Future Look at Factories and Manufacturing

Future Look at Factories and ManufacturingModern manufacturing, an essential part of the global economy, has long since left the days of dark and dirty factories, having evolved into sleek, technology-driven environments. Today, manufacturing is at a critical juncture and is again facing a new paradigm shift, according to a new study that offers a glimpse into the future of factories and manufacturing.

Based on the report’s findings, The Economist highlights some of the key ways that manufacturing is changing:

  • Whereas manufacturing has traditionally been considered to be a process that turns raw materials into physical products, the physical part of production is becoming the center of a much wider value chain. “Manufacturing is no longer just about production. Production is now the core of a much wider set of activities,” The Economist explains. “Manufacturers are increasingly generating revenue from other activities, many of which are categorized as services.”

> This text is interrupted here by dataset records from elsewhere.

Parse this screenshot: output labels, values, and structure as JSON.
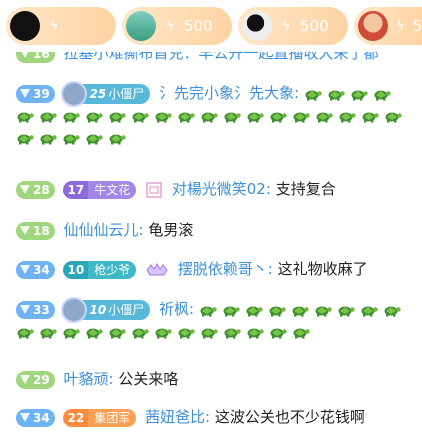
{
  "top_bar": {
    "pills": [
      {
        "value": ""
      },
      {
        "value": "500"
      },
      {
        "value": "500"
      },
      {
        "value": "5"
      }
    ]
  },
  "messages": [
    {
      "level": "16",
      "text": "拉基小难撕布首兑：早公开一起直播收大来了都"
    },
    {
      "level": "39",
      "guard_level": "25",
      "guard_name": "小僵尸",
      "nick": "氵先完小象氵先大象:",
      "turtles": 26
    },
    {
      "level": "28",
      "fan_level": "17",
      "fan_name": "牛文花",
      "nick": "对楊光微笑02:",
      "text": "支持复合"
    },
    {
      "level": "18",
      "nick": "仙仙仙云儿:",
      "text": "龟男滚"
    },
    {
      "level": "34",
      "fan_level": "10",
      "fan_name": "枪少爷",
      "nick": "摆脱依赖哥丶:",
      "text": "这礼物收麻了"
    },
    {
      "level": "33",
      "guard_level": "10",
      "guard_name": "小僵尸",
      "nick": "祈枫:",
      "turtles": 22
    },
    {
      "level": "29",
      "nick": "叶貉顽:",
      "text": "公关来咯"
    },
    {
      "level": "34",
      "fan_level": "22",
      "fan_name": "集团军",
      "nick": "茜妞爸比:",
      "text": "这波公关也不少花钱啊"
    }
  ]
}
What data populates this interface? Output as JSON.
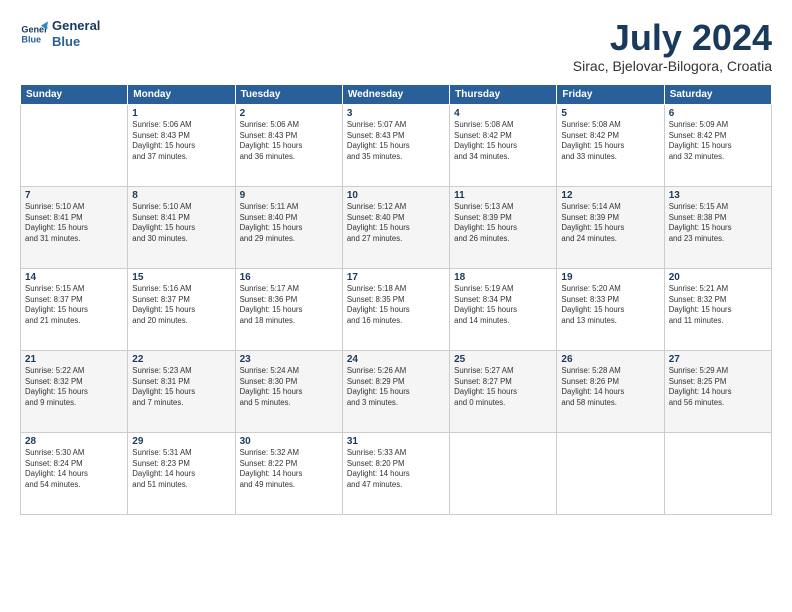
{
  "header": {
    "logo_line1": "General",
    "logo_line2": "Blue",
    "month": "July 2024",
    "location": "Sirac, Bjelovar-Bilogora, Croatia"
  },
  "weekdays": [
    "Sunday",
    "Monday",
    "Tuesday",
    "Wednesday",
    "Thursday",
    "Friday",
    "Saturday"
  ],
  "weeks": [
    [
      {
        "day": "",
        "info": ""
      },
      {
        "day": "1",
        "info": "Sunrise: 5:06 AM\nSunset: 8:43 PM\nDaylight: 15 hours\nand 37 minutes."
      },
      {
        "day": "2",
        "info": "Sunrise: 5:06 AM\nSunset: 8:43 PM\nDaylight: 15 hours\nand 36 minutes."
      },
      {
        "day": "3",
        "info": "Sunrise: 5:07 AM\nSunset: 8:43 PM\nDaylight: 15 hours\nand 35 minutes."
      },
      {
        "day": "4",
        "info": "Sunrise: 5:08 AM\nSunset: 8:42 PM\nDaylight: 15 hours\nand 34 minutes."
      },
      {
        "day": "5",
        "info": "Sunrise: 5:08 AM\nSunset: 8:42 PM\nDaylight: 15 hours\nand 33 minutes."
      },
      {
        "day": "6",
        "info": "Sunrise: 5:09 AM\nSunset: 8:42 PM\nDaylight: 15 hours\nand 32 minutes."
      }
    ],
    [
      {
        "day": "7",
        "info": "Sunrise: 5:10 AM\nSunset: 8:41 PM\nDaylight: 15 hours\nand 31 minutes."
      },
      {
        "day": "8",
        "info": "Sunrise: 5:10 AM\nSunset: 8:41 PM\nDaylight: 15 hours\nand 30 minutes."
      },
      {
        "day": "9",
        "info": "Sunrise: 5:11 AM\nSunset: 8:40 PM\nDaylight: 15 hours\nand 29 minutes."
      },
      {
        "day": "10",
        "info": "Sunrise: 5:12 AM\nSunset: 8:40 PM\nDaylight: 15 hours\nand 27 minutes."
      },
      {
        "day": "11",
        "info": "Sunrise: 5:13 AM\nSunset: 8:39 PM\nDaylight: 15 hours\nand 26 minutes."
      },
      {
        "day": "12",
        "info": "Sunrise: 5:14 AM\nSunset: 8:39 PM\nDaylight: 15 hours\nand 24 minutes."
      },
      {
        "day": "13",
        "info": "Sunrise: 5:15 AM\nSunset: 8:38 PM\nDaylight: 15 hours\nand 23 minutes."
      }
    ],
    [
      {
        "day": "14",
        "info": "Sunrise: 5:15 AM\nSunset: 8:37 PM\nDaylight: 15 hours\nand 21 minutes."
      },
      {
        "day": "15",
        "info": "Sunrise: 5:16 AM\nSunset: 8:37 PM\nDaylight: 15 hours\nand 20 minutes."
      },
      {
        "day": "16",
        "info": "Sunrise: 5:17 AM\nSunset: 8:36 PM\nDaylight: 15 hours\nand 18 minutes."
      },
      {
        "day": "17",
        "info": "Sunrise: 5:18 AM\nSunset: 8:35 PM\nDaylight: 15 hours\nand 16 minutes."
      },
      {
        "day": "18",
        "info": "Sunrise: 5:19 AM\nSunset: 8:34 PM\nDaylight: 15 hours\nand 14 minutes."
      },
      {
        "day": "19",
        "info": "Sunrise: 5:20 AM\nSunset: 8:33 PM\nDaylight: 15 hours\nand 13 minutes."
      },
      {
        "day": "20",
        "info": "Sunrise: 5:21 AM\nSunset: 8:32 PM\nDaylight: 15 hours\nand 11 minutes."
      }
    ],
    [
      {
        "day": "21",
        "info": "Sunrise: 5:22 AM\nSunset: 8:32 PM\nDaylight: 15 hours\nand 9 minutes."
      },
      {
        "day": "22",
        "info": "Sunrise: 5:23 AM\nSunset: 8:31 PM\nDaylight: 15 hours\nand 7 minutes."
      },
      {
        "day": "23",
        "info": "Sunrise: 5:24 AM\nSunset: 8:30 PM\nDaylight: 15 hours\nand 5 minutes."
      },
      {
        "day": "24",
        "info": "Sunrise: 5:26 AM\nSunset: 8:29 PM\nDaylight: 15 hours\nand 3 minutes."
      },
      {
        "day": "25",
        "info": "Sunrise: 5:27 AM\nSunset: 8:27 PM\nDaylight: 15 hours\nand 0 minutes."
      },
      {
        "day": "26",
        "info": "Sunrise: 5:28 AM\nSunset: 8:26 PM\nDaylight: 14 hours\nand 58 minutes."
      },
      {
        "day": "27",
        "info": "Sunrise: 5:29 AM\nSunset: 8:25 PM\nDaylight: 14 hours\nand 56 minutes."
      }
    ],
    [
      {
        "day": "28",
        "info": "Sunrise: 5:30 AM\nSunset: 8:24 PM\nDaylight: 14 hours\nand 54 minutes."
      },
      {
        "day": "29",
        "info": "Sunrise: 5:31 AM\nSunset: 8:23 PM\nDaylight: 14 hours\nand 51 minutes."
      },
      {
        "day": "30",
        "info": "Sunrise: 5:32 AM\nSunset: 8:22 PM\nDaylight: 14 hours\nand 49 minutes."
      },
      {
        "day": "31",
        "info": "Sunrise: 5:33 AM\nSunset: 8:20 PM\nDaylight: 14 hours\nand 47 minutes."
      },
      {
        "day": "",
        "info": ""
      },
      {
        "day": "",
        "info": ""
      },
      {
        "day": "",
        "info": ""
      }
    ]
  ]
}
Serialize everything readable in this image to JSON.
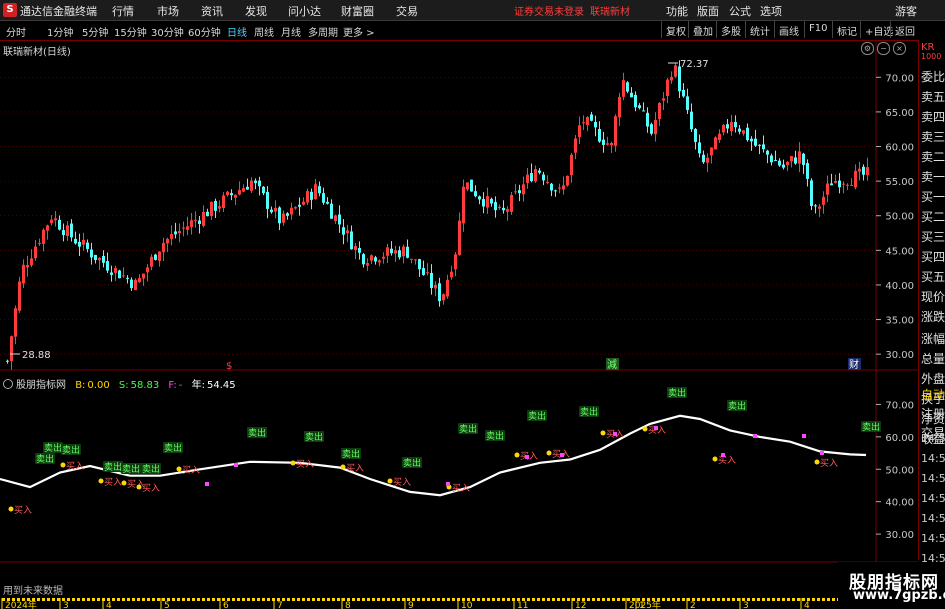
{
  "app": {
    "logo": "S",
    "title": "通达信金融终端"
  },
  "menu": [
    "行情",
    "市场",
    "资讯",
    "发现",
    "问小达",
    "财富圈",
    "交易"
  ],
  "login": {
    "status": "证券交易未登录",
    "stock": "联瑞新材"
  },
  "right_menu": [
    "功能",
    "版面",
    "公式",
    "选项"
  ],
  "guest": "游客",
  "periods": [
    "分时",
    "1分钟",
    "5分钟",
    "15分钟",
    "30分钟",
    "60分钟",
    "日线",
    "周线",
    "月线",
    "多周期",
    "更多 >"
  ],
  "active_period": "日线",
  "tools": [
    "复权",
    "叠加",
    "多股",
    "统计",
    "画线",
    "F10",
    "标记",
    "+自选",
    "返回"
  ],
  "main_chart": {
    "title": "联瑞新材(日线)",
    "price_ticks": [
      "70.00",
      "65.00",
      "60.00",
      "55.00",
      "50.00",
      "45.00",
      "40.00",
      "35.00",
      "30.00"
    ],
    "high_label": "72.37",
    "low_label": "28.88",
    "markers": [
      "$",
      "減",
      "财"
    ]
  },
  "side_panel": [
    "KR",
    "1000",
    "委比",
    "卖五",
    "卖四",
    "卖三",
    "卖二",
    "卖一",
    "买一",
    "买二",
    "买三",
    "买四",
    "买五",
    "现价",
    "涨跌",
    "涨幅",
    "总量",
    "外盘",
    "换手",
    "净资",
    "收益",
    "自动",
    "注册",
    "交易",
    "14:56",
    "14:56",
    "14:56",
    "14:56",
    "14:56",
    "14:56",
    "14:56"
  ],
  "indicator": {
    "name": "股朋指标网",
    "values": [
      {
        "label": "B:",
        "value": "0.00",
        "color": "#ffd800"
      },
      {
        "label": "S:",
        "value": "58.83",
        "color": "#44ff44"
      },
      {
        "label": "F:",
        "value": "-",
        "color": "#ff44ff"
      },
      {
        "label": "年:",
        "value": "54.45",
        "color": "#ffffff"
      }
    ],
    "axis_ticks": [
      "70.00",
      "60.00",
      "50.00",
      "40.00",
      "30.00"
    ],
    "buy_label": "买入",
    "sell_label": "卖出"
  },
  "bottom_note": "用到未来数据",
  "date_axis": [
    "2024年",
    "3",
    "4",
    "5",
    "6",
    "7",
    "8",
    "9",
    "10",
    "11",
    "12",
    "2025年",
    "1",
    "2",
    "3",
    "4",
    "5"
  ],
  "watermark": {
    "line1": "股朋指标网",
    "line2": "www.7gpzb.com"
  },
  "colors": {
    "up": "#ff3c3c",
    "down": "#54ffff",
    "grid": "#7a0000",
    "buy": "#ff3c3c",
    "sell": "#44ff44"
  }
}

  • While the move may be slow so far, manufacturers are starting to recognize that many factors previously used to justify offshoring have changed dramatically over the past few years. With wage costs rising, especially in China, and new technologies changing the economics of production, reshoring – the process wherein companies bring their offshore-outsourced manufacturing capacity back home – can make logistical business sense.

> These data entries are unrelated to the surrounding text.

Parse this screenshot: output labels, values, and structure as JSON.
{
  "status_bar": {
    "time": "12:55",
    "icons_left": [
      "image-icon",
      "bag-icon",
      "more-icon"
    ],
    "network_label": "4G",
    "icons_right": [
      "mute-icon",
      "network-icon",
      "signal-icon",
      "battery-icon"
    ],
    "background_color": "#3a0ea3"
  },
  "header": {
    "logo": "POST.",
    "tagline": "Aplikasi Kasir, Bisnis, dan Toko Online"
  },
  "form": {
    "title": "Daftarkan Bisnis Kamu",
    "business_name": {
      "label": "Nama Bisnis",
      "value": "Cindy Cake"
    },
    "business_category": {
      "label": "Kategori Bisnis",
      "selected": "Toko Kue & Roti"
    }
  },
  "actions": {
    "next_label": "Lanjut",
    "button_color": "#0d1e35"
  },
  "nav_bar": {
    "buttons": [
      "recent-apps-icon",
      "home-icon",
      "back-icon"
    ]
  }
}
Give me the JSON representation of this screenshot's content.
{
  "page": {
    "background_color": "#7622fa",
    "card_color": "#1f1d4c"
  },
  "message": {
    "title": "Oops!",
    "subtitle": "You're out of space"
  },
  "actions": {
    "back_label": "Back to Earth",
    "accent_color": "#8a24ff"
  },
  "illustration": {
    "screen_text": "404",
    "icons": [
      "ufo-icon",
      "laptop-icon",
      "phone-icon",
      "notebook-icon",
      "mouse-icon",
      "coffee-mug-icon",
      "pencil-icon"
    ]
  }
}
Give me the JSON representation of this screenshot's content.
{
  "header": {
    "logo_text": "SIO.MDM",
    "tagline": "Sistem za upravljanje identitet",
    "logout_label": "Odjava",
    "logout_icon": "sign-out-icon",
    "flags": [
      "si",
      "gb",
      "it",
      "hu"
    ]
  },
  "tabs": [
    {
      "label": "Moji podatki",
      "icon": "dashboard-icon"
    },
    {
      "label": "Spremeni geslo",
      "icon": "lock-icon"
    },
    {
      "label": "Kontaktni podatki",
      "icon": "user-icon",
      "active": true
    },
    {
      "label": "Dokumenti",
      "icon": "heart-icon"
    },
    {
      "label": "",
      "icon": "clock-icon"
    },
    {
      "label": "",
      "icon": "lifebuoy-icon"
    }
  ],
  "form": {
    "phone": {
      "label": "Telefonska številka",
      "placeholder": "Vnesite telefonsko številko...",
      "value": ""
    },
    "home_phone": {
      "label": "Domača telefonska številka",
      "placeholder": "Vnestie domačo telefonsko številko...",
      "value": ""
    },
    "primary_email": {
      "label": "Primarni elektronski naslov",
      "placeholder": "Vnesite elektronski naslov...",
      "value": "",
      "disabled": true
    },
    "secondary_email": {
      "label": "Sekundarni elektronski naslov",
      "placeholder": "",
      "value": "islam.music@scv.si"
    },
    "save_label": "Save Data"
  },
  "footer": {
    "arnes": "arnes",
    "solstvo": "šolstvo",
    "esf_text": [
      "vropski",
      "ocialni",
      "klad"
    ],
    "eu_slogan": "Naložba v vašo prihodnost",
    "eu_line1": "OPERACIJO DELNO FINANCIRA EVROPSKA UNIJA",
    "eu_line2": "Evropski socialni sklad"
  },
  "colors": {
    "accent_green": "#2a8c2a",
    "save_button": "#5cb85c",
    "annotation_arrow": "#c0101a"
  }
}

  • A technological evolution is taking place in manufacturing facilities. “Computer-aided design and simulation reduces the time and cost of bringing new goods to market. Advanced robotics makes automation cheaper and more flexible,” The Economist says. “And new materials, such as nanoparticles, will give products novel properties.” Coupled with ongoing advances in 3-D printing and digital fabrication, traditional models for manufacturing are rapidly evolving to include small-scale, even DIY production.

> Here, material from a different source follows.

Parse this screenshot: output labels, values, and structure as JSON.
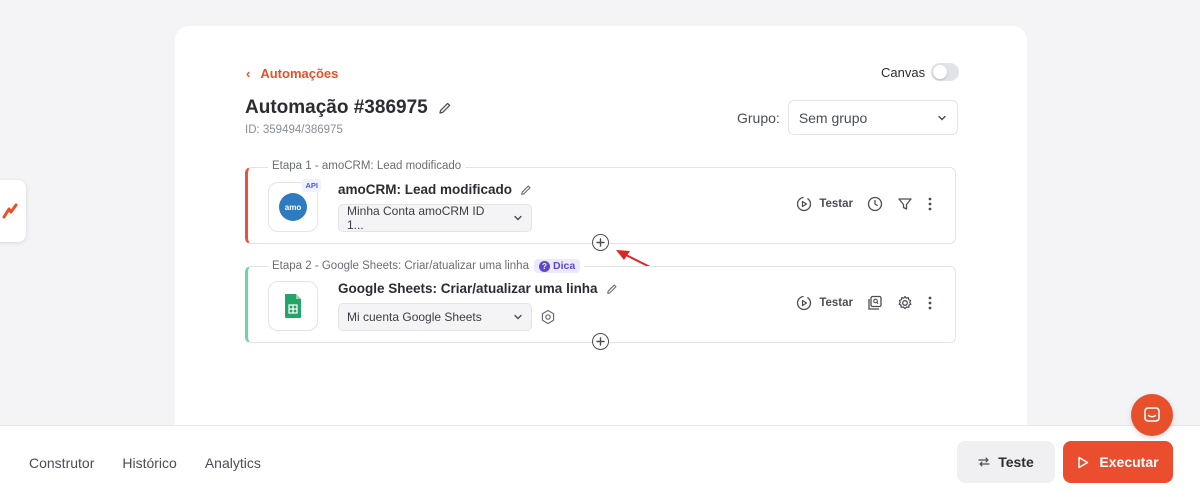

  • As natural and capital resources are constrained, pressures in the marketplace and within ecosystems occur. “In the future, companies will not be able to afford to throw things away,” Richard Lapthorne, an industrialist who led the report’s expert groups during the two-year project, said. As such, manufacturers are discovering that sustainability offers an opportunity to manage their corporate risks; differentiate their products, brand, and image; and create new value, which fosters revenue-generating growth.

The near future offers a new era of opportunity and challenges for manufacturers, driven by rapid changes in technology, new ways of doing business and
global competition. “These changes mean that manufacturing in 2050 will look very different from today,” the report makes clear.